"There are a number of budget formats you can use, like the 50/30/20 budget, for example, where you divide your expenses into three categories—50% toward needs, 30% toward wants, and 20% toward savings or debts," McCreary says. "With the 50/30/20 budget, you're reducing the amount of time you spend detailing your finances, allowing you to focus more on the big picture instead."
Figueroa offers her clients the "One-Number Approach" to budgeting. "It involves calculating how much money they can afford to spend on 'flexible costs' (aka the things that might vary in cost—ones you have to make decisions about) each week," she says "Then you only have to remember that one number on a day-to-day basis. This weekly number can be easier to track than a monthly budget—plus, it makes it less likely that you'll run out of spending money later in the month." The one-number is used for necessary things, like groceries or gas, but also "fun" stuff like eating out, shopping, entertainment. She says that as long as you stay within this one number, you're free to spend the money each week however you like without guilt or shame.
Figueroa describes how you can calculate your "one number":
1. Start with the total amount of take-home pay you expect to earn during the month. This is what actually hits your bank account after taxes, retirement contributions, health deductions, etc.
2. Subtract all your monthly fixed costs or those that stay pretty much the same on a month-to-month basis (like rent, debt minimums, subscriptions).
3. Subtract the money you'll set aside for "Future You." These are your short- and long-term goals that you identified using your values!

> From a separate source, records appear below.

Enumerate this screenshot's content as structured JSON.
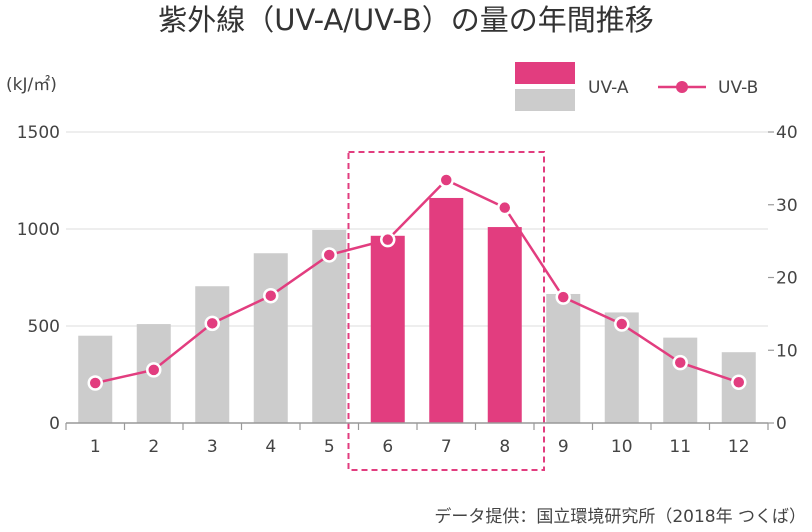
{
  "chart_data": {
    "type": "bar",
    "title": "紫外線（UV-A/UV-B）の量の年間推移",
    "y_unit": "(kJ/㎡)",
    "categories": [
      "1",
      "2",
      "3",
      "4",
      "5",
      "6",
      "7",
      "8",
      "9",
      "10",
      "11",
      "12"
    ],
    "series": [
      {
        "name": "UV-A",
        "type": "bar",
        "axis": "left",
        "values": [
          450,
          510,
          705,
          875,
          995,
          965,
          1160,
          1010,
          665,
          570,
          440,
          365
        ]
      },
      {
        "name": "UV-B",
        "type": "line",
        "axis": "right",
        "values": [
          5.5,
          7.3,
          13.7,
          17.5,
          23.1,
          25.2,
          33.4,
          29.6,
          17.3,
          13.6,
          8.3,
          5.6
        ]
      }
    ],
    "y_left": {
      "min": 0,
      "max": 1500,
      "ticks": [
        0,
        500,
        1000,
        1500
      ]
    },
    "y_right": {
      "min": 0,
      "max": 40,
      "ticks": [
        0,
        10,
        20,
        30,
        40
      ]
    },
    "highlight_categories": [
      "6",
      "7",
      "8"
    ],
    "grid": true,
    "legend_position": "top-right",
    "source": "データ提供：国立環境研究所（2018年 つくば）"
  },
  "colors": {
    "bar_default": "#cccccc",
    "bar_highlight": "#e23d7f",
    "line": "#e23d7f",
    "grid": "#dddddd",
    "axis": "#999999",
    "text": "#444444"
  }
}
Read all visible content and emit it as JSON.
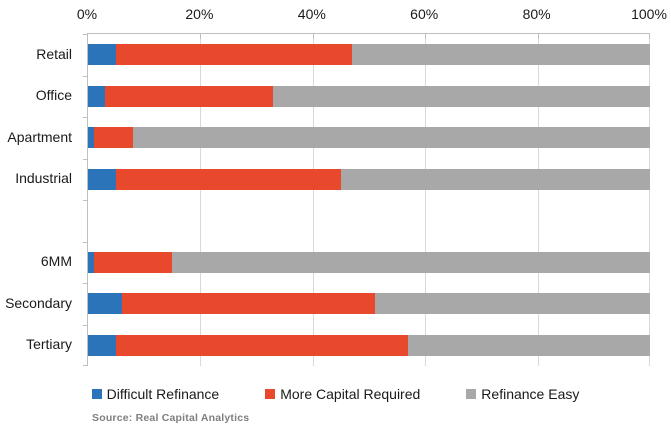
{
  "source": "Source: Real Capital Analytics",
  "colors": {
    "difficult_refinance": "#2b74b9",
    "more_capital_required": "#e8492d",
    "refinance_easy": "#a8a8a8",
    "gridline": "#d9d9d9",
    "axis_line": "#bfbfbf",
    "text": "#1a1a1a",
    "source_text": "#7f7f7f"
  },
  "chart_data": {
    "type": "bar",
    "orientation": "horizontal-stacked",
    "title": "",
    "xlabel": "",
    "ylabel": "",
    "xlim": [
      0,
      100
    ],
    "x_ticks": [
      "0%",
      "20%",
      "40%",
      "60%",
      "80%",
      "100%"
    ],
    "grid": true,
    "legend_position": "bottom",
    "categories": [
      "Retail",
      "Office",
      "Apartment",
      "Industrial",
      "",
      "6MM",
      "Secondary",
      "Tertiary"
    ],
    "series": [
      {
        "name": "Difficult Refinance",
        "color": "#2b74b9",
        "values": [
          5,
          3,
          1,
          5,
          0,
          1,
          6,
          5
        ]
      },
      {
        "name": "More Capital Required",
        "color": "#e8492d",
        "values": [
          42,
          30,
          7,
          40,
          0,
          14,
          45,
          52
        ]
      },
      {
        "name": "Refinance Easy",
        "color": "#a8a8a8",
        "values": [
          53,
          67,
          92,
          55,
          0,
          85,
          49,
          43
        ]
      }
    ]
  }
}
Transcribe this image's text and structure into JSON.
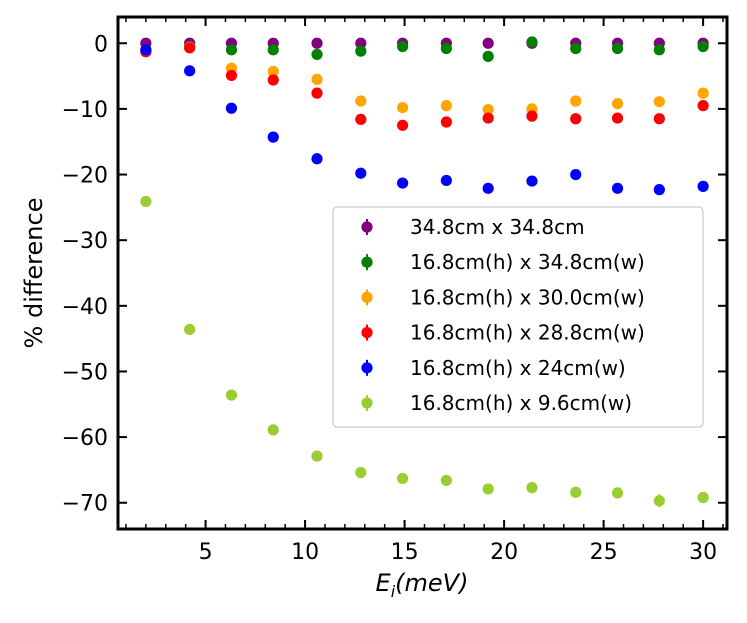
{
  "chart_data": {
    "type": "scatter",
    "title": "",
    "xlabel": "E_i(meV)",
    "xlabel_parts": {
      "main": "E",
      "sub": "i",
      "rest": "(meV)"
    },
    "ylabel": "% difference",
    "xlim": [
      0.6,
      31.2
    ],
    "ylim": [
      -74,
      4
    ],
    "xticks": [
      5,
      10,
      15,
      20,
      25,
      30
    ],
    "xtick_labels": [
      "5",
      "10",
      "15",
      "20",
      "25",
      "30"
    ],
    "yticks": [
      0,
      -10,
      -20,
      -30,
      -40,
      -50,
      -60,
      -70
    ],
    "ytick_labels": [
      "0",
      "−10",
      "−20",
      "−30",
      "−40",
      "−50",
      "−60",
      "−70"
    ],
    "x": [
      2.0,
      4.2,
      6.3,
      8.4,
      10.6,
      12.8,
      14.9,
      17.1,
      19.2,
      21.4,
      23.6,
      25.7,
      27.8,
      30.0
    ],
    "legend_position": "center-right",
    "series": [
      {
        "name": "34.8cm x 34.8cm",
        "color": "#800080",
        "values": [
          0,
          0,
          0,
          0,
          0,
          0,
          0,
          0,
          0,
          0,
          0,
          0,
          0,
          0
        ],
        "errors": [
          0.3,
          0.3,
          0.3,
          0.3,
          0.3,
          0.3,
          0.3,
          0.3,
          0.3,
          0.3,
          0.3,
          0.3,
          0.3,
          0.3
        ]
      },
      {
        "name": "16.8cm(h) x 34.8cm(w)",
        "color": "#008000",
        "values": [
          -1.0,
          -0.5,
          -1.0,
          -1.0,
          -1.7,
          -1.2,
          -0.5,
          -0.8,
          -2.0,
          0.2,
          -0.8,
          -0.8,
          -1.0,
          -0.5
        ],
        "errors": [
          0.3,
          0.3,
          0.3,
          0.3,
          0.3,
          0.3,
          0.3,
          0.3,
          0.3,
          0.3,
          0.3,
          0.3,
          0.3,
          0.3
        ]
      },
      {
        "name": "16.8cm(h) x 30.0cm(w)",
        "color": "#ffa500",
        "values": [
          -1.2,
          -0.6,
          -3.8,
          -4.3,
          -5.5,
          -8.8,
          -9.8,
          -9.5,
          -10.1,
          -10.0,
          -8.8,
          -9.2,
          -8.9,
          -7.6
        ],
        "errors": [
          0.3,
          0.3,
          0.3,
          0.3,
          0.4,
          0.4,
          0.4,
          0.4,
          0.4,
          0.4,
          0.4,
          0.4,
          0.4,
          0.4
        ]
      },
      {
        "name": "16.8cm(h) x 28.8cm(w)",
        "color": "#ff0000",
        "values": [
          -1.3,
          -0.7,
          -4.9,
          -5.6,
          -7.6,
          -11.6,
          -12.5,
          -12.0,
          -11.4,
          -11.1,
          -11.5,
          -11.4,
          -11.5,
          -9.5
        ],
        "errors": [
          0.3,
          0.3,
          0.3,
          0.3,
          0.4,
          0.4,
          0.4,
          0.4,
          0.4,
          0.4,
          0.4,
          0.4,
          0.4,
          0.4
        ]
      },
      {
        "name": "16.8cm(h) x 24cm(w)",
        "color": "#0000ff",
        "values": [
          -1.0,
          -4.2,
          -9.9,
          -14.3,
          -17.6,
          -19.8,
          -21.3,
          -20.9,
          -22.1,
          -21.0,
          -20.0,
          -22.1,
          -22.3,
          -21.8
        ],
        "errors": [
          0.3,
          0.3,
          0.3,
          0.4,
          0.4,
          0.4,
          0.4,
          0.4,
          0.5,
          0.5,
          0.5,
          0.5,
          0.5,
          0.5
        ]
      },
      {
        "name": "16.8cm(h) x 9.6cm(w)",
        "color": "#9acd32",
        "values": [
          -24.1,
          -43.6,
          -53.6,
          -58.9,
          -62.9,
          -65.4,
          -66.3,
          -66.6,
          -67.9,
          -67.7,
          -68.4,
          -68.5,
          -69.7,
          -69.2
        ],
        "errors": [
          0.4,
          0.4,
          0.4,
          0.4,
          0.5,
          0.5,
          0.5,
          0.6,
          0.6,
          0.7,
          0.8,
          0.8,
          1.0,
          0.8
        ]
      }
    ]
  }
}
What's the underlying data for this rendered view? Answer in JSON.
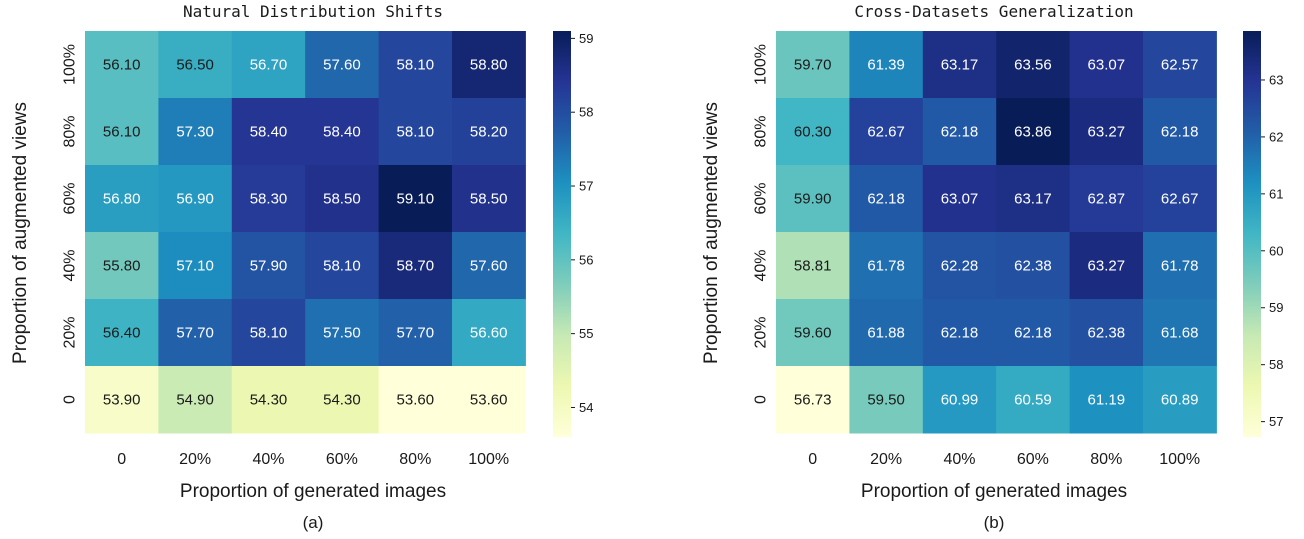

Saving, investing, and debt payments beyond the minimums.
4. Subtract the amount you need to save for non-monthly expenses. These are things that pop up throughout the year, just not on a monthly basis. Think travel, annual subscriptions, gifts, semi-annual insurance premiums, etc. Add up how much all these things cost per year, then divide by 12. You'll set aside that number on a monthly basis (and tap into it as those expenses come up).
5. What's left is your monthly flexible spending money. Divide your monthly flexible spending money by 4.3 (the average number of weeks in a month). This is your one number.